De acordo o presidente do Seeb/SE, José Souza, os bancos negligenciam investimentos em segurança. Ele lembra que o problema vem acontecendo com mais frequência em agências privadas.
O sindicalista lembra que os dois últimos registros de assaltos foram em agencias recém-inauguradas e que não atenderam as exigências da lei municipal que obriga os estabelecimentos bancários a terem porta de segurança.
"Além disso, existem agências antigas que retiraram as portas giratórias, contribuindo para as condições de assalto. No nosso entendimento, o banco que se comporta desta maneira não respeita os clientes e nem os bancários", conclui.
Para José Souza, é necessário que as agências assumam o compromisso com a segurança dos estabelecimentos, ressaltando a grande vulnerabilidade dos espaços. Ele lembra que muitas pessoas podem morrer durante este tipo de ação criminosa, ressaltando o forte armamento que é utilizado nesta prática de delito.

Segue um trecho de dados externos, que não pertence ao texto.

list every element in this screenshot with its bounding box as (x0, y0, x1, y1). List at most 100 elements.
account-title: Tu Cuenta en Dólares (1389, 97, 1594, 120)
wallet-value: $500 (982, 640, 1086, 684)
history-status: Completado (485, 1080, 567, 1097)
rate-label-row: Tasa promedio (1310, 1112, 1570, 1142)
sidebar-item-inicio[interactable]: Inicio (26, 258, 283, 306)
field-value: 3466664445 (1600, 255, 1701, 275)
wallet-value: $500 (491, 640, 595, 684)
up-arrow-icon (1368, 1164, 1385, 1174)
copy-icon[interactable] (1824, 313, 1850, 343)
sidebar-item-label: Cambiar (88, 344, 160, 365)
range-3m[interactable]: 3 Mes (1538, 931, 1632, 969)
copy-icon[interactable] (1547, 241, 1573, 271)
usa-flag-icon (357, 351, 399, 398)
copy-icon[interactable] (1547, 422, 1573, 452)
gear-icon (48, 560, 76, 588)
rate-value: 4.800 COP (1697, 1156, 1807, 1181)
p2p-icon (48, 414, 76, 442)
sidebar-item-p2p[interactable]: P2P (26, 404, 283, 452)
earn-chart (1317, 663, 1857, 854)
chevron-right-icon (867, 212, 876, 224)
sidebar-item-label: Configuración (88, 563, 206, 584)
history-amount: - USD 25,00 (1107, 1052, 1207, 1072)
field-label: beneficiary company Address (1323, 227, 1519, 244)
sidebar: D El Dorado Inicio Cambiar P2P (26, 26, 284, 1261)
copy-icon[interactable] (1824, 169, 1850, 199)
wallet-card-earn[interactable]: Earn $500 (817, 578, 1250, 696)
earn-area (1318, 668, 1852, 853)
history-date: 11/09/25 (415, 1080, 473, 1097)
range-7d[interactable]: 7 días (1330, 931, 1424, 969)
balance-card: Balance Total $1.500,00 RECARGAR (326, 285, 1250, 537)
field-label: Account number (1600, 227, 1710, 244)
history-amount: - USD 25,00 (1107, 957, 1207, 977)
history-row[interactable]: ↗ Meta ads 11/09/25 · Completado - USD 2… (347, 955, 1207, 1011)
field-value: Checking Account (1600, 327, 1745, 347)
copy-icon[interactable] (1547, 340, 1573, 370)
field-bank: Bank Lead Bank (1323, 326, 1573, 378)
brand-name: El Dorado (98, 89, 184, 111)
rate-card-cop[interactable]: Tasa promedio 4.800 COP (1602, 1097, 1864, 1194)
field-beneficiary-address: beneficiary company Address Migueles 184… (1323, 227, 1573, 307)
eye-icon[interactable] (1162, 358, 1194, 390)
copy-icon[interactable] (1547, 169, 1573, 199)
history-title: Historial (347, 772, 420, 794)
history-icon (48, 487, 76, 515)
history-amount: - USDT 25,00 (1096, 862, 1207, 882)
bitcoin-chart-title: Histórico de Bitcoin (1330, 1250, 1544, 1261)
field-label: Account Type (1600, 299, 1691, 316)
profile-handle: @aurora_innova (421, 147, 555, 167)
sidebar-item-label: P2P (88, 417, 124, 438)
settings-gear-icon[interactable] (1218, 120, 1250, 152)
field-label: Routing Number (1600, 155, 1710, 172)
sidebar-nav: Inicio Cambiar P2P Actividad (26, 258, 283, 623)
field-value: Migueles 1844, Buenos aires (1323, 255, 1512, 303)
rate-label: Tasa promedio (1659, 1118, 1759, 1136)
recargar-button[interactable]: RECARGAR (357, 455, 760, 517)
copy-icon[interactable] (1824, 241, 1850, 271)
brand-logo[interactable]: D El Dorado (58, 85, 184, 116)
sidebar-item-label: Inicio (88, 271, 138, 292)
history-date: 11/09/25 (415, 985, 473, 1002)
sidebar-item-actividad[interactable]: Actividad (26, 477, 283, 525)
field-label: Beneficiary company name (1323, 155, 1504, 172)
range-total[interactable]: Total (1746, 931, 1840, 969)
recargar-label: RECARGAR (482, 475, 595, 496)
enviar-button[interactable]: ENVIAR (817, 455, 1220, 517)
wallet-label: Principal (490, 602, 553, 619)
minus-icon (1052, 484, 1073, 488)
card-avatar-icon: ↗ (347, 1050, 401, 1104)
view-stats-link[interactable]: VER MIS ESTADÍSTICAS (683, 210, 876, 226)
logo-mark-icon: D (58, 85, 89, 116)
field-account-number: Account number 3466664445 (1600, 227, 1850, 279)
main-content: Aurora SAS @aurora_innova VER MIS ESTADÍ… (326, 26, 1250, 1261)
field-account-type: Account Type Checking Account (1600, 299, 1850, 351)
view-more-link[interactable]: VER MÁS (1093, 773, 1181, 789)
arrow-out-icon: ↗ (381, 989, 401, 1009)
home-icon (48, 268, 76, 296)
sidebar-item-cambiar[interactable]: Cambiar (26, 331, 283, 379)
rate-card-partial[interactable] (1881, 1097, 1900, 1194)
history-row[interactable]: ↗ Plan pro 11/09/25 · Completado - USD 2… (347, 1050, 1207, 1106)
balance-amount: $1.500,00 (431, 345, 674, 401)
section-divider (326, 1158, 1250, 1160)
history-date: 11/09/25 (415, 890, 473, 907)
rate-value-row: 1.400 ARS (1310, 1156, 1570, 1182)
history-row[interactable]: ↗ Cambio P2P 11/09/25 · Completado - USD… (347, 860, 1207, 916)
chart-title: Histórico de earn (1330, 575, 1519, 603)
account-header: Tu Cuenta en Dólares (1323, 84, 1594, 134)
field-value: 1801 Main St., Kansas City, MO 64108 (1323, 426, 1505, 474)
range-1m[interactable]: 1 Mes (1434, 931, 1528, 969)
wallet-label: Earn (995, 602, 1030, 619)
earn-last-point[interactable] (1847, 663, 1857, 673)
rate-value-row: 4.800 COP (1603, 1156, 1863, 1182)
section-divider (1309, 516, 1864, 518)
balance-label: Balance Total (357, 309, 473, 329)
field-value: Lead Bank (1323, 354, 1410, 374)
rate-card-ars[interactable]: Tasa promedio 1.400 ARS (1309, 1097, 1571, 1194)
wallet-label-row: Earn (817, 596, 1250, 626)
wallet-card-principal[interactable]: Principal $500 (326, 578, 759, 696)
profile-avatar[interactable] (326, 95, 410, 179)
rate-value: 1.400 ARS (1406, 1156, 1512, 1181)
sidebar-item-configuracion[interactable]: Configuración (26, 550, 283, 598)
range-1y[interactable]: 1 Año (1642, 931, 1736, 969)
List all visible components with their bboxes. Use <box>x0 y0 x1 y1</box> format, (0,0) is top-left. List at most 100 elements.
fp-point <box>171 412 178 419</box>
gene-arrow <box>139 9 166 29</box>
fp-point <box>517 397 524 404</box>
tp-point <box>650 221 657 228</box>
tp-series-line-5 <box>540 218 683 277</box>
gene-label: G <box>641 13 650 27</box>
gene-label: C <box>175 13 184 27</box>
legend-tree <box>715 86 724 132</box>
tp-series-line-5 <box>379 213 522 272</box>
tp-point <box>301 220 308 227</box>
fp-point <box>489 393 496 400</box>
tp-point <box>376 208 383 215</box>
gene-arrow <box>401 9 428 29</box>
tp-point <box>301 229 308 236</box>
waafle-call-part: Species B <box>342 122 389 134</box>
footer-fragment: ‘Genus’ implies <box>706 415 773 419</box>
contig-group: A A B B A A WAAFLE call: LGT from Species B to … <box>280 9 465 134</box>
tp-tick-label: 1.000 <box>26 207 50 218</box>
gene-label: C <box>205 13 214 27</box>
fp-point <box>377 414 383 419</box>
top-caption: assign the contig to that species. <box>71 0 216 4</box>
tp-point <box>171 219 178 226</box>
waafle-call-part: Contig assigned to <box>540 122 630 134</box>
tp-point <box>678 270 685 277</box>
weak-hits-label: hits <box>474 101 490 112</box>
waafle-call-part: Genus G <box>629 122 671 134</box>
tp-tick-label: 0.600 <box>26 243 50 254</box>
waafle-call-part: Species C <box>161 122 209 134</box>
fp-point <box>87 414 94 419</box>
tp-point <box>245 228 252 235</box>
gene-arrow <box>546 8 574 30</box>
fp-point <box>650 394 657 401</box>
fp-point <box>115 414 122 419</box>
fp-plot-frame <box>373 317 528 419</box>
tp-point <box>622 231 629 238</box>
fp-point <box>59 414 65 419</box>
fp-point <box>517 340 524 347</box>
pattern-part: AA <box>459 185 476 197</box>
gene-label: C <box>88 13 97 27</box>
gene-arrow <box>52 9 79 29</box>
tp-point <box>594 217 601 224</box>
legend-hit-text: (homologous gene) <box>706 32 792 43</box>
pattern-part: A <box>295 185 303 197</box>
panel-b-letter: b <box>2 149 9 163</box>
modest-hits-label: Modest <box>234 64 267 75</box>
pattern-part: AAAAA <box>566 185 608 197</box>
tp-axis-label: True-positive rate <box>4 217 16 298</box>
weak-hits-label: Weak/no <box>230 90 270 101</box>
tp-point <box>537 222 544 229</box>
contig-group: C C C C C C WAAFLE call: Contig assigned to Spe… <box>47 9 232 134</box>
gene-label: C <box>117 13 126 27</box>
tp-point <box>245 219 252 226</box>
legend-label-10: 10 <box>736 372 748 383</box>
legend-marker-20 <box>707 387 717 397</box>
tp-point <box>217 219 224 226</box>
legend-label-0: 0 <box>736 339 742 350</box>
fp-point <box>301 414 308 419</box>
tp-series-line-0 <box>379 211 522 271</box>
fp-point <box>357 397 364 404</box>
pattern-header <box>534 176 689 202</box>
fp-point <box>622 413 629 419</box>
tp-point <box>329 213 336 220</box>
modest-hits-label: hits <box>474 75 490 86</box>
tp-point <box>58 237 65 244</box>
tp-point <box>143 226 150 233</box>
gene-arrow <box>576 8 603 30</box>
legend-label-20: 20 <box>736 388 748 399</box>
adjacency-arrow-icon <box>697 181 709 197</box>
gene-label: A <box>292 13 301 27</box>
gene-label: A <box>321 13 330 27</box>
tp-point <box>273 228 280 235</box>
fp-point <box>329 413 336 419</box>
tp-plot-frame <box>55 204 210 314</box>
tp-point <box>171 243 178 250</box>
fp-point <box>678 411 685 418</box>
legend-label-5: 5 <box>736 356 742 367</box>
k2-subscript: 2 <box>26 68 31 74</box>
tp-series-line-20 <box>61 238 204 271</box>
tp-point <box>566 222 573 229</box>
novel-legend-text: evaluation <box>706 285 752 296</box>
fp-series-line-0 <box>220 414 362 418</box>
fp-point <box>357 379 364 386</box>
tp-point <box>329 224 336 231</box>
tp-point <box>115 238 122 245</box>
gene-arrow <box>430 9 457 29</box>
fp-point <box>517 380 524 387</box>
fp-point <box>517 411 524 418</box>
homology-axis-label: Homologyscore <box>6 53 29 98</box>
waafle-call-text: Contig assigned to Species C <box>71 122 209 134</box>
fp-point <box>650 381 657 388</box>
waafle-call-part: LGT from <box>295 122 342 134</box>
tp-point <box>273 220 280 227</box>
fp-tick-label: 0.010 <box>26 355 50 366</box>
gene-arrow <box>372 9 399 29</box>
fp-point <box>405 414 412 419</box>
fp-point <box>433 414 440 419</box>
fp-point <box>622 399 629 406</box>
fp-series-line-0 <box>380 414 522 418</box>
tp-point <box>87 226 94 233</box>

"O sindicato ingressou com uma liminar de pedido de segurança contra dois bancos da capital, solicitando que a justiça determine o cumprimento da lei municipal", destaca.
Souza ressalta que a obrigação de fiscalização compete à Polícia Federal, mas que a legislação que normatiza a matéria é defasada. Ele enfatiza que os estabelecimentos bancários se apoiam na lei de 1970, que determina como normas de segurança a presença de um vigilante, alarme ou circuito interno de TV. Dos três requisitos, os bancos só são obrigados a cumprir dois.
O sindicalista frisou que os sistemas de segurança se modernizaram e as agências bancárias continuam adotando práticas ultrapassadas que se tornam incompatíveis diante do contexto atual de segurança, com investimentos muito baixos.
Na avaliação do sindicalista, o trabalho da policia seria mais fácil se os bancos instalassem as portas giratórias, conforme prevê a lei.
O sindicato também informou que mantém conversas com a Polícia Federal e que já há uma mobilização nacional da categoria para exigir dos estabelecimentos bancários que ofereçam as condições mínimas de segurança aos trabalhadores, uma vez que não dispõem de portas giratórias e circuito de monitoração. A ação também apoia a ideia de que estes precisam respeitar a legislação vigente, inclusive no aspecto de segurança ambiental.